Representatives from the African-American community gathered on Martin Luther King Drive Wednesday afternoon to watch Mayor Glenn D. Cunningham and others break ground on an affordable housing project in the heart of the city’s economically depressed Bergen/Lafayette section. Officials said the event is proof positive that waterfront development is benefiting the city by spreading westward into the neighborhoods most desperate for economic rejuvenation.
Goldman Sachs fully financed the $5 million project with a charitable contribution.
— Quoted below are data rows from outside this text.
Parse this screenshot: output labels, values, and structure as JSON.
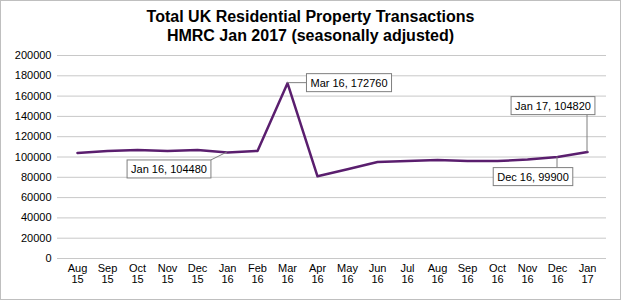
{
  "chart_data": {
    "type": "line",
    "title": "Total UK Residential Property Transactions",
    "subtitle": "HMRC Jan 2017 (seasonally adjusted)",
    "categories": [
      "Aug 15",
      "Sep 15",
      "Oct 15",
      "Nov 15",
      "Dec 15",
      "Jan 16",
      "Feb 16",
      "Mar 16",
      "Apr 16",
      "May 16",
      "Jun 16",
      "Jul 16",
      "Aug 16",
      "Sep 16",
      "Oct 16",
      "Nov 16",
      "Dec 16",
      "Jan 17"
    ],
    "values": [
      104000,
      106000,
      107000,
      106000,
      107000,
      104480,
      106000,
      172760,
      81000,
      88000,
      95000,
      96000,
      97000,
      96000,
      96000,
      97500,
      99900,
      104820
    ],
    "color": "#5a1e6e",
    "ylim": [
      0,
      200000
    ],
    "yticks": [
      0,
      20000,
      40000,
      60000,
      80000,
      100000,
      120000,
      140000,
      160000,
      180000,
      200000
    ],
    "grid": true,
    "annotations": [
      {
        "x": "Mar 16",
        "text": "Mar 16, 172760"
      },
      {
        "x": "Jan 16",
        "text": "Jan 16, 104480"
      },
      {
        "x": "Dec 16",
        "text": "Dec 16, 99900"
      },
      {
        "x": "Jan 17",
        "text": "Jan 17, 104820"
      }
    ]
  }
}
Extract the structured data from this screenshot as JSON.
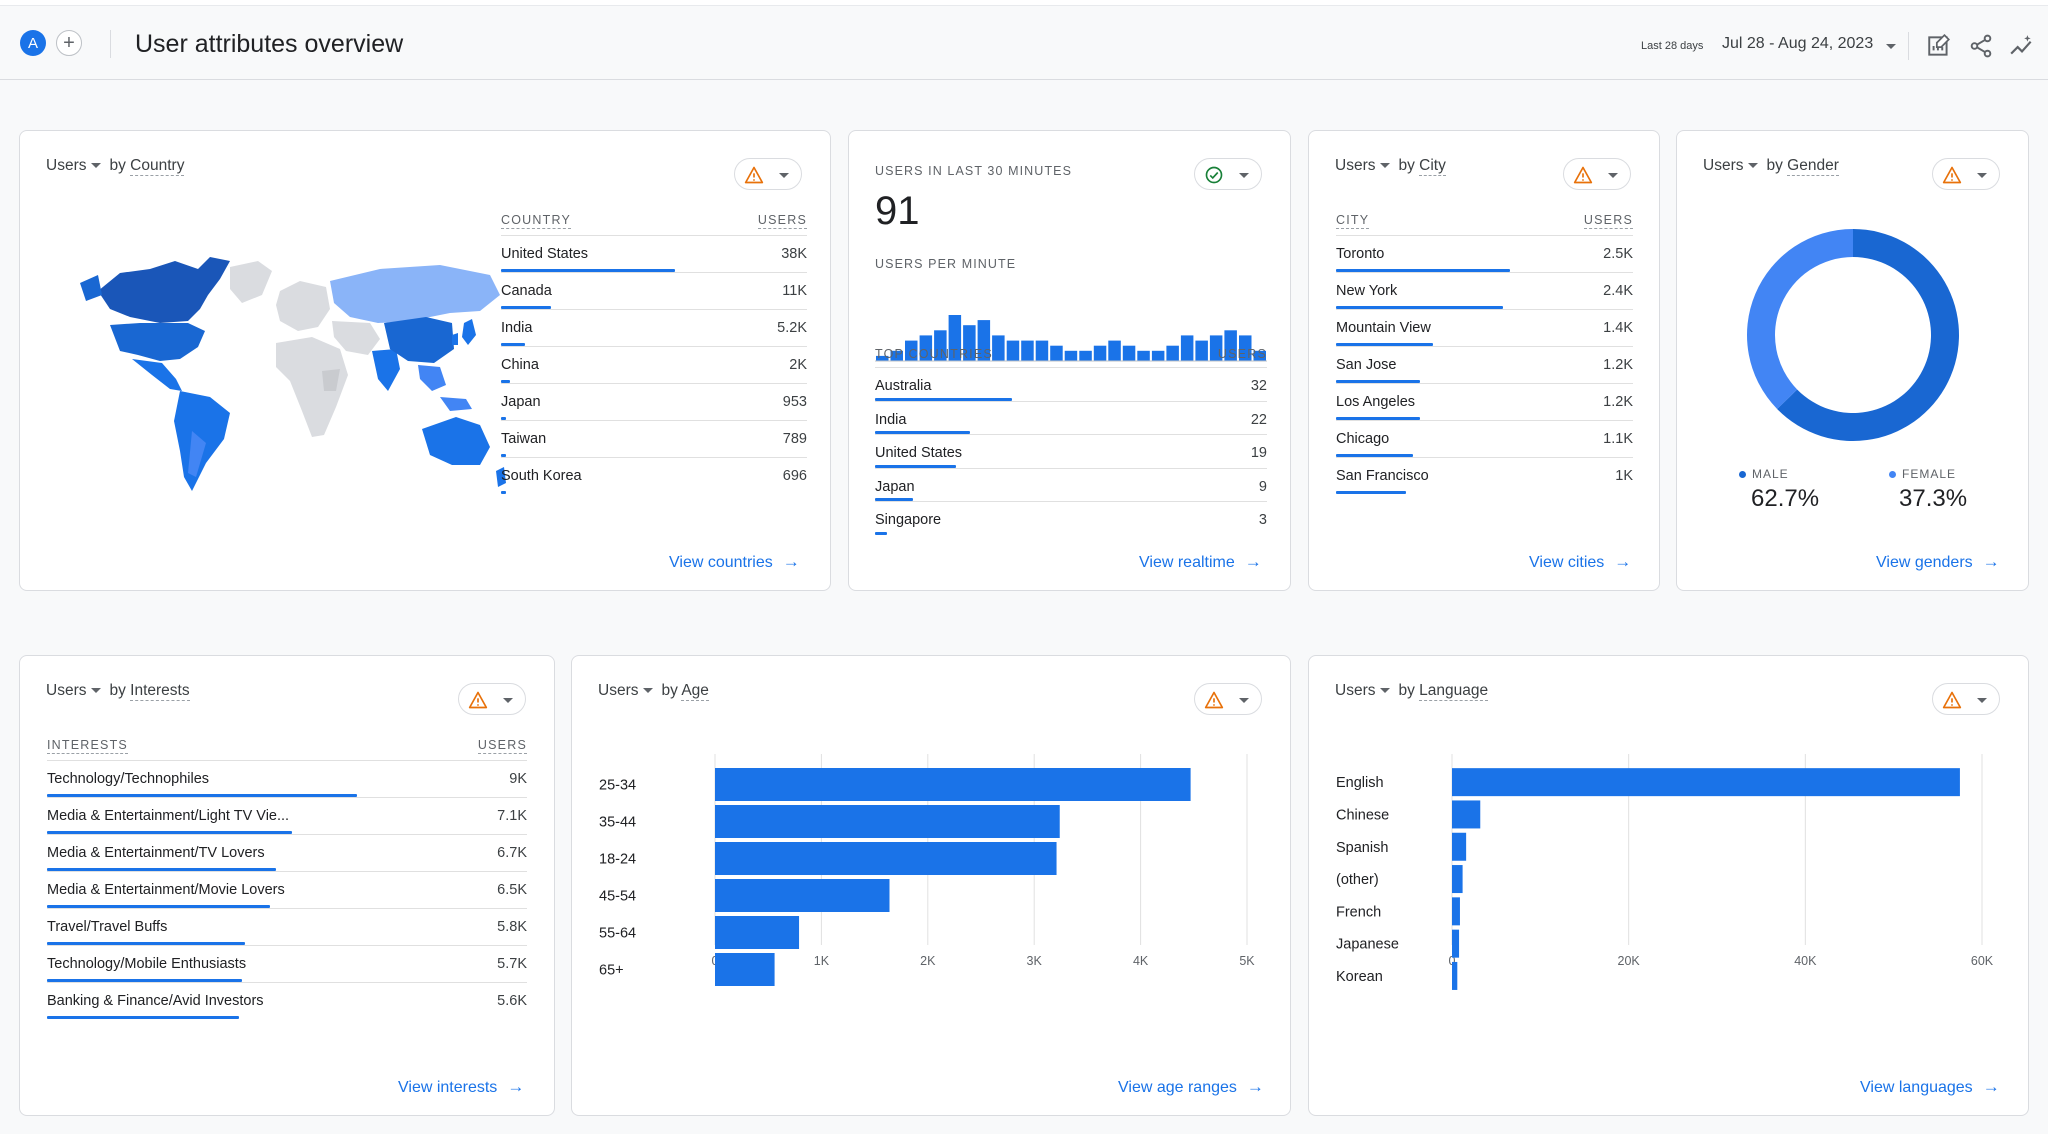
{
  "header": {
    "avatar_letter": "A",
    "add_symbol": "+",
    "title": "User attributes overview",
    "range_label": "Last 28 days",
    "date_range": "Jul 28 - Aug 24, 2023",
    "icons": [
      "customize-report-icon",
      "share-icon",
      "insights-icon"
    ]
  },
  "colors": {
    "accent": "#1a73e8",
    "accent_light": "#8ab4f8",
    "warning": "#e8710a",
    "ok": "#188038"
  },
  "country_card": {
    "metric": "Users",
    "dimension": "Country",
    "col_label": "COUNTRY",
    "col_value": "USERS",
    "rows": [
      {
        "label": "United States",
        "value": "38K",
        "fraction": 1.0
      },
      {
        "label": "Canada",
        "value": "11K",
        "fraction": 0.29
      },
      {
        "label": "India",
        "value": "5.2K",
        "fraction": 0.14
      },
      {
        "label": "China",
        "value": "2K",
        "fraction": 0.05
      },
      {
        "label": "Japan",
        "value": "953",
        "fraction": 0.025
      },
      {
        "label": "Taiwan",
        "value": "789",
        "fraction": 0.021
      },
      {
        "label": "South Korea",
        "value": "696",
        "fraction": 0.018
      }
    ],
    "link": "View countries",
    "status": "warning"
  },
  "realtime_card": {
    "heading": "USERS IN LAST 30 MINUTES",
    "count": "91",
    "per_minute_label": "USERS PER MINUTE",
    "col_label": "TOP COUNTRIES",
    "col_value": "USERS",
    "per_minute": [
      1,
      2,
      4,
      5,
      6,
      9,
      7,
      8,
      5,
      4,
      4,
      4,
      3,
      2,
      2,
      3,
      4,
      3,
      2,
      2,
      3,
      5,
      4,
      5,
      6,
      5,
      2
    ],
    "rows": [
      {
        "label": "Australia",
        "value": "32",
        "fraction": 1.0
      },
      {
        "label": "India",
        "value": "22",
        "fraction": 0.69
      },
      {
        "label": "United States",
        "value": "19",
        "fraction": 0.59
      },
      {
        "label": "Japan",
        "value": "9",
        "fraction": 0.28
      },
      {
        "label": "Singapore",
        "value": "3",
        "fraction": 0.09
      }
    ],
    "link": "View realtime",
    "status": "ok"
  },
  "city_card": {
    "metric": "Users",
    "dimension": "City",
    "col_label": "CITY",
    "col_value": "USERS",
    "rows": [
      {
        "label": "Toronto",
        "value": "2.5K",
        "fraction": 1.0
      },
      {
        "label": "New York",
        "value": "2.4K",
        "fraction": 0.96
      },
      {
        "label": "Mountain View",
        "value": "1.4K",
        "fraction": 0.56
      },
      {
        "label": "San Jose",
        "value": "1.2K",
        "fraction": 0.48
      },
      {
        "label": "Los Angeles",
        "value": "1.2K",
        "fraction": 0.48
      },
      {
        "label": "Chicago",
        "value": "1.1K",
        "fraction": 0.44
      },
      {
        "label": "San Francisco",
        "value": "1K",
        "fraction": 0.4
      }
    ],
    "link": "View cities",
    "status": "warning"
  },
  "gender_card": {
    "metric": "Users",
    "dimension": "Gender",
    "male_label": "MALE",
    "male_value": "62.7%",
    "male_fraction": 0.627,
    "female_label": "FEMALE",
    "female_value": "37.3%",
    "female_fraction": 0.373,
    "male_color": "#1967d2",
    "female_color": "#4285f4",
    "link": "View genders",
    "status": "warning"
  },
  "interests_card": {
    "metric": "Users",
    "dimension": "Interests",
    "col_label": "INTERESTS",
    "col_value": "USERS",
    "rows": [
      {
        "label": "Technology/Technophiles",
        "value": "9K",
        "fraction": 1.0
      },
      {
        "label": "Media & Entertainment/Light TV Vie...",
        "value": "7.1K",
        "fraction": 0.79
      },
      {
        "label": "Media & Entertainment/TV Lovers",
        "value": "6.7K",
        "fraction": 0.74
      },
      {
        "label": "Media & Entertainment/Movie Lovers",
        "value": "6.5K",
        "fraction": 0.72
      },
      {
        "label": "Travel/Travel Buffs",
        "value": "5.8K",
        "fraction": 0.64
      },
      {
        "label": "Technology/Mobile Enthusiasts",
        "value": "5.7K",
        "fraction": 0.63
      },
      {
        "label": "Banking & Finance/Avid Investors",
        "value": "5.6K",
        "fraction": 0.62
      }
    ],
    "link": "View interests",
    "status": "warning"
  },
  "age_card": {
    "metric": "Users",
    "dimension": "Age",
    "link": "View age ranges",
    "status": "warning"
  },
  "language_card": {
    "metric": "Users",
    "dimension": "Language",
    "link": "View languages",
    "status": "warning"
  },
  "chart_data": [
    {
      "type": "bar",
      "orientation": "horizontal",
      "categories": [
        "25-34",
        "35-44",
        "18-24",
        "45-54",
        "55-64",
        "65+"
      ],
      "values": [
        4470,
        3240,
        3210,
        1640,
        790,
        560
      ],
      "xlim": [
        0,
        5000
      ],
      "ticks": [
        0,
        1000,
        2000,
        3000,
        4000,
        5000
      ],
      "tick_labels": [
        "0",
        "1K",
        "2K",
        "3K",
        "4K",
        "5K"
      ],
      "grid": true
    },
    {
      "type": "bar",
      "orientation": "horizontal",
      "categories": [
        "English",
        "Chinese",
        "Spanish",
        "(other)",
        "French",
        "Japanese",
        "Korean"
      ],
      "values": [
        57500,
        3200,
        1600,
        1200,
        900,
        800,
        600
      ],
      "xlim": [
        0,
        60000
      ],
      "ticks": [
        0,
        20000,
        40000,
        60000
      ],
      "tick_labels": [
        "0",
        "20K",
        "40K",
        "60K"
      ],
      "grid": true
    }
  ]
}
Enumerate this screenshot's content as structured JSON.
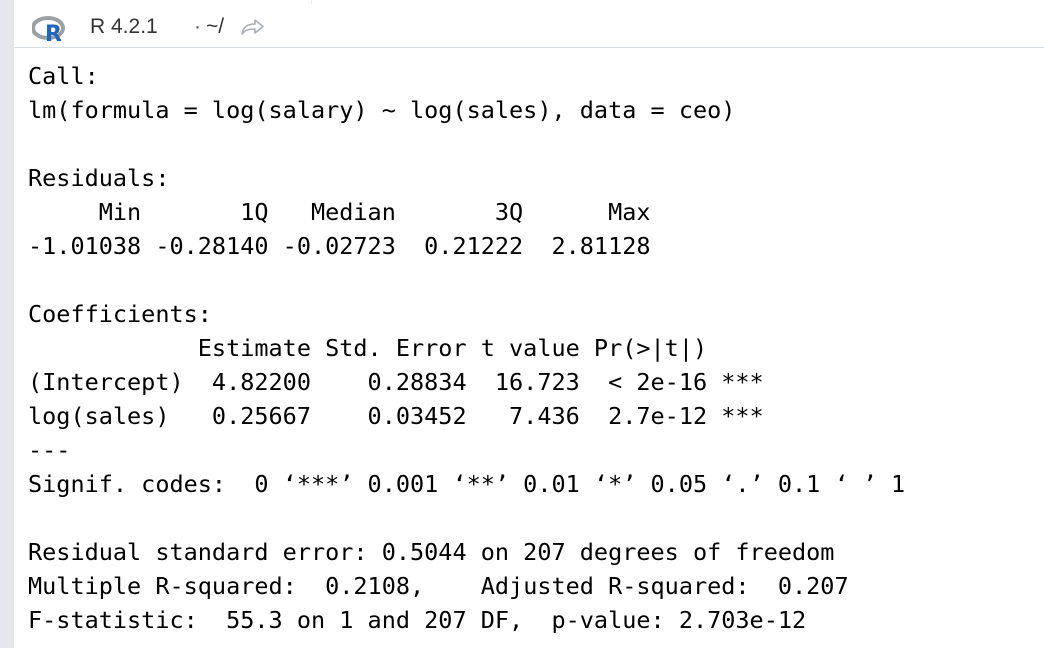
{
  "console_header": {
    "title": "R 4.2.1",
    "separator": "·",
    "path": "~/",
    "r_logo_icon": "r-logo-icon",
    "goto_icon": "arrow-goto-icon",
    "accent_blue": "#1f65b8",
    "logo_gray": "#9aa0a7"
  },
  "console": {
    "lines": [
      "Call:",
      "lm(formula = log(salary) ~ log(sales), data = ceo)",
      "",
      "Residuals:",
      "     Min       1Q   Median       3Q      Max ",
      "-1.01038 -0.28140 -0.02723  0.21222  2.81128 ",
      "",
      "Coefficients:",
      "            Estimate Std. Error t value Pr(>|t|)    ",
      "(Intercept)  4.82200    0.28834  16.723  < 2e-16 ***",
      "log(sales)   0.25667    0.03452   7.436  2.7e-12 ***",
      "---",
      "Signif. codes:  0 ‘***’ 0.001 ‘**’ 0.01 ‘*’ 0.05 ‘.’ 0.1 ‘ ’ 1",
      "",
      "Residual standard error: 0.5044 on 207 degrees of freedom",
      "Multiple R-squared:  0.2108,\tAdjusted R-squared:  0.207 ",
      "F-statistic:  55.3 on 1 and 207 DF,  p-value: 2.703e-12"
    ]
  }
}
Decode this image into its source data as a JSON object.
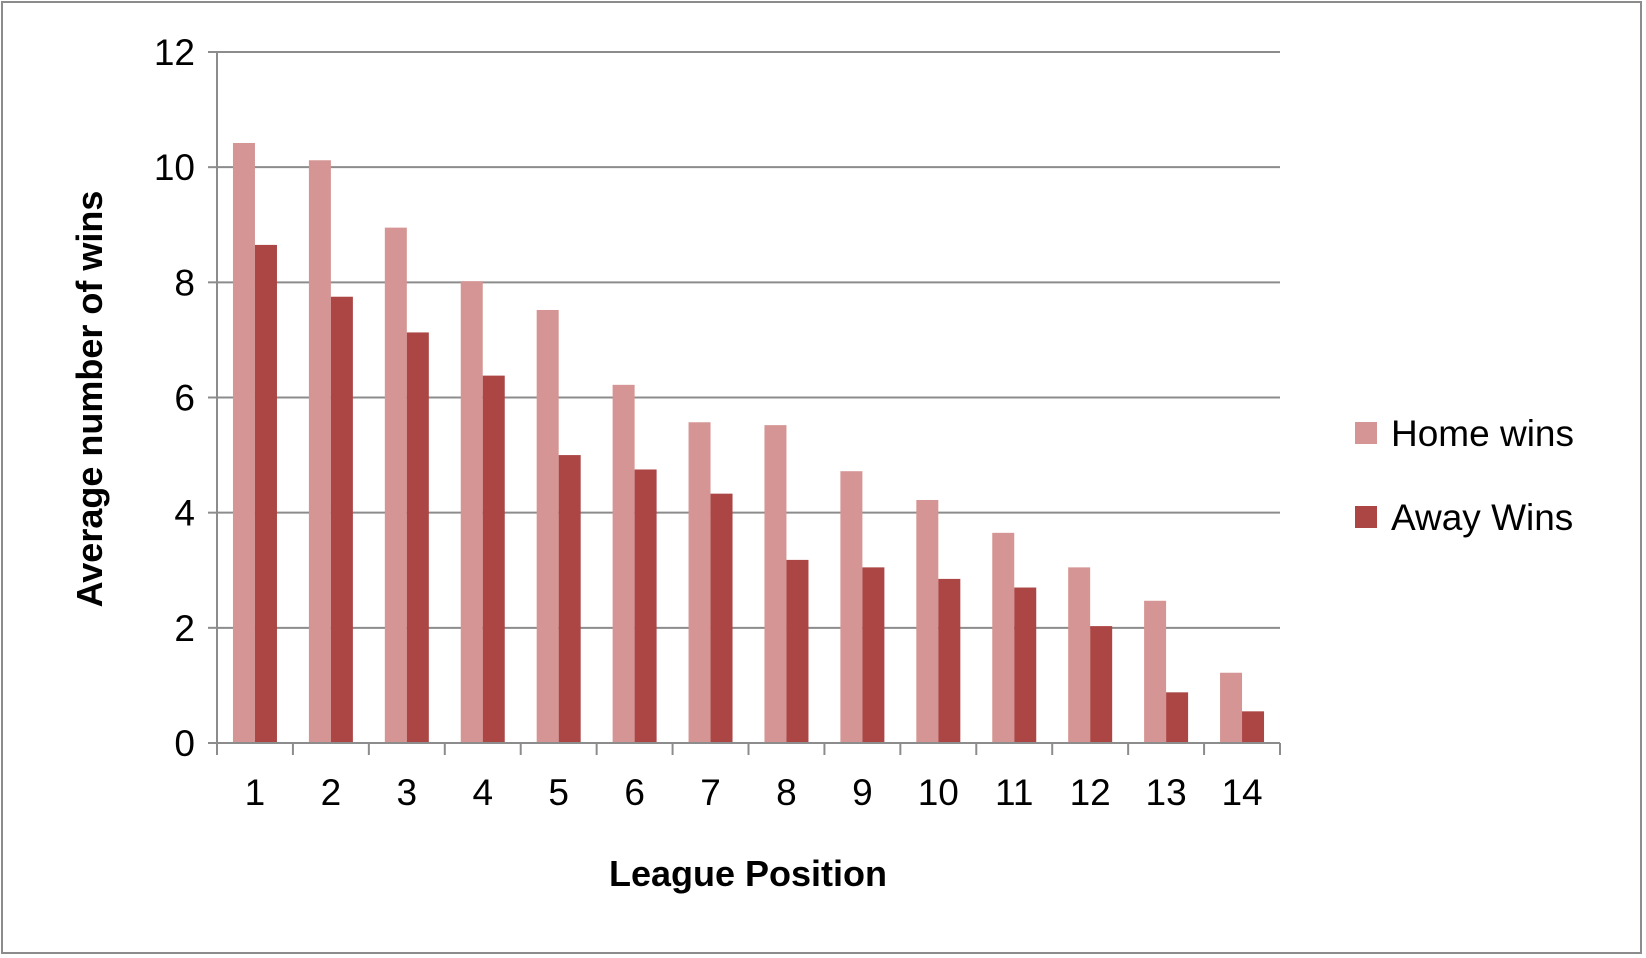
{
  "chart_data": {
    "type": "bar",
    "title": "",
    "xlabel": "League Position",
    "ylabel": "Average number of wins",
    "categories": [
      "1",
      "2",
      "3",
      "4",
      "5",
      "6",
      "7",
      "8",
      "9",
      "10",
      "11",
      "12",
      "13",
      "14"
    ],
    "series": [
      {
        "name": "Home wins",
        "color": "#d59594",
        "values": [
          10.42,
          10.12,
          8.95,
          8.02,
          7.52,
          6.22,
          5.57,
          5.52,
          4.72,
          4.22,
          3.65,
          3.05,
          2.47,
          1.22
        ]
      },
      {
        "name": "Away Wins",
        "color": "#ab4645",
        "values": [
          8.65,
          7.75,
          7.13,
          6.38,
          5.0,
          4.75,
          4.33,
          3.18,
          3.05,
          2.85,
          2.7,
          2.03,
          0.88,
          0.55
        ]
      }
    ],
    "ylim": [
      0,
      12
    ],
    "yticks": [
      0,
      2,
      4,
      6,
      8,
      10,
      12
    ],
    "grid": true,
    "legend_position": "right"
  }
}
The project will create 21 condominiums at 412-420 MLK Drive that will range in price from $60,000 to $130,000. Located adjacent to a Hudson-Bergen Light Rail stop and within walking distance of the King Drive Shopping Plaza, the housing complex is just one of a series of recent Ward F projects aimed at reviving the historically-black neighborhood that for 20 years has suffered from high crime rates and abandoned properties.
“We’re making this a golden neighborhood, spike by spike by spike,” Cunningham said. “That’s where we’re heading. We could not have done it without Goldman Sachs.”
Ward F Councilwoman Viola Richardson thanked Goldman Sachs for their investment, saying she hopes the MLK Drive project and other future development projects will employ local residents and make them a part of King Drive’s rebirth.
“A lot of development that has taken place has left some people out of the loop,” Richardson said. “Thank you for leaving the waterfront and not leaving Ward F behind.”
Richardson continued with a plea to other companies in the city’s business community, asking them to follow in Goldman Sachs’ footsteps and finance housing projects in the city’s most needy neighborhoods.
“You need to fill these empty lots with housing people can live in,” she said. “You need to replace abandoned buildings with housing people can live in.”
Neighborhood residents present at the groundbreaking echoed Richardson’s comments, saying their neighborhood is in desperate need of jobs and affordable housing.
“This is what we need,” said Union Street resident Irving Chislun, 44, an open-air vendor who said he was hired Wednesday by the contractor building the MLK Drive project. “I think it’s a good thing that the company is doing it for nothing.”
Goldman Sachs’ funding of the project was informally a giveback for a deal the firm made with the city to provide them with tax incentives on the waterfront, where they are building their world headquarters. The mayor said he informally brokered that aspect of the exchange with managing director Judah Sommer.
The project, Sommer said, marks the first affordable housing undertaking in the company’s history.
“Goldman Sachs is not in the business of developing affordable housing, and this is the only affordable housing project we’ve done anywhere in the world,” Sommer said. “We are delighted to do this. It was your mayor’s vision that got us to where we are today.”
Investing in the black community
The area in which the new 21 units will be built was – and still is – a high-profile area in the city’s black community. The building on the corner approaching the light rail station bears on its façade a mural/portrait dedicated to Ada Marshall, the first black woman to be authorized to sell newspapers within Jersey City.
Cunningham said the spot holds a special place in his memory because it was within his first beat as a Jersey City police officer in the late 1960s. In addition, former City Councilman Bill Thornton, who Cunningham said was an inspiring force in his life, also had his office in the neighborhood.
Cunningham said he met his longtime political associate Joseph Cardwell in 1967 outside the 418 Club, a popular watering hole Cunningham said he frequented after his shifts.
“As proud as I am to be mayor of Jersey City, I’m especially proud to be at this spot today,” Cunningham said.
During the pre-groundbreaking comments, a trio of Snyder High School students titled “Chosen” sang what they said was the “Negro National Anthem,” a song entitled “Lift Every Voice and Sing” composed by James Weldon Johnson and J. Rosamond Johnson. Bishop Thomas Robinson, president of the Interdenominational Ministerial Alliance of Jersey City, also led a benediction asking for blessings to all those involved in the project.
Goldman Sachs’ Sommer said the placement of this project was well-suited to the neighborhood’s imminent renewal, and that it will serve as a harbinger of future re-enfranchisement of Bergen/Lafayette.
“This is critical for Jersey City,” Sommer said. “We’re taking what Ms. Marshall stood for and making truly affordable housing right here in Jersey City.”
The MLK Drive housing project will also act as a training ground for local non-profits like the Ministerial Alliance to partner with other organizations like the Jersey City Episcopal Community Development Corporation to develop affordable housing.
Some city officials said the MLK Drive housing project is exceptional because it illustrates the good that can come from the City Council granting tax abatements, an often criticized municipal practice.
“I think this project is wonderful,” Councilman-at-Large Jerramiah Healy said. “This is a good, wise and productive use of the city’s abatement power. It brings development to a place where investment wouldn’t otherwise come.”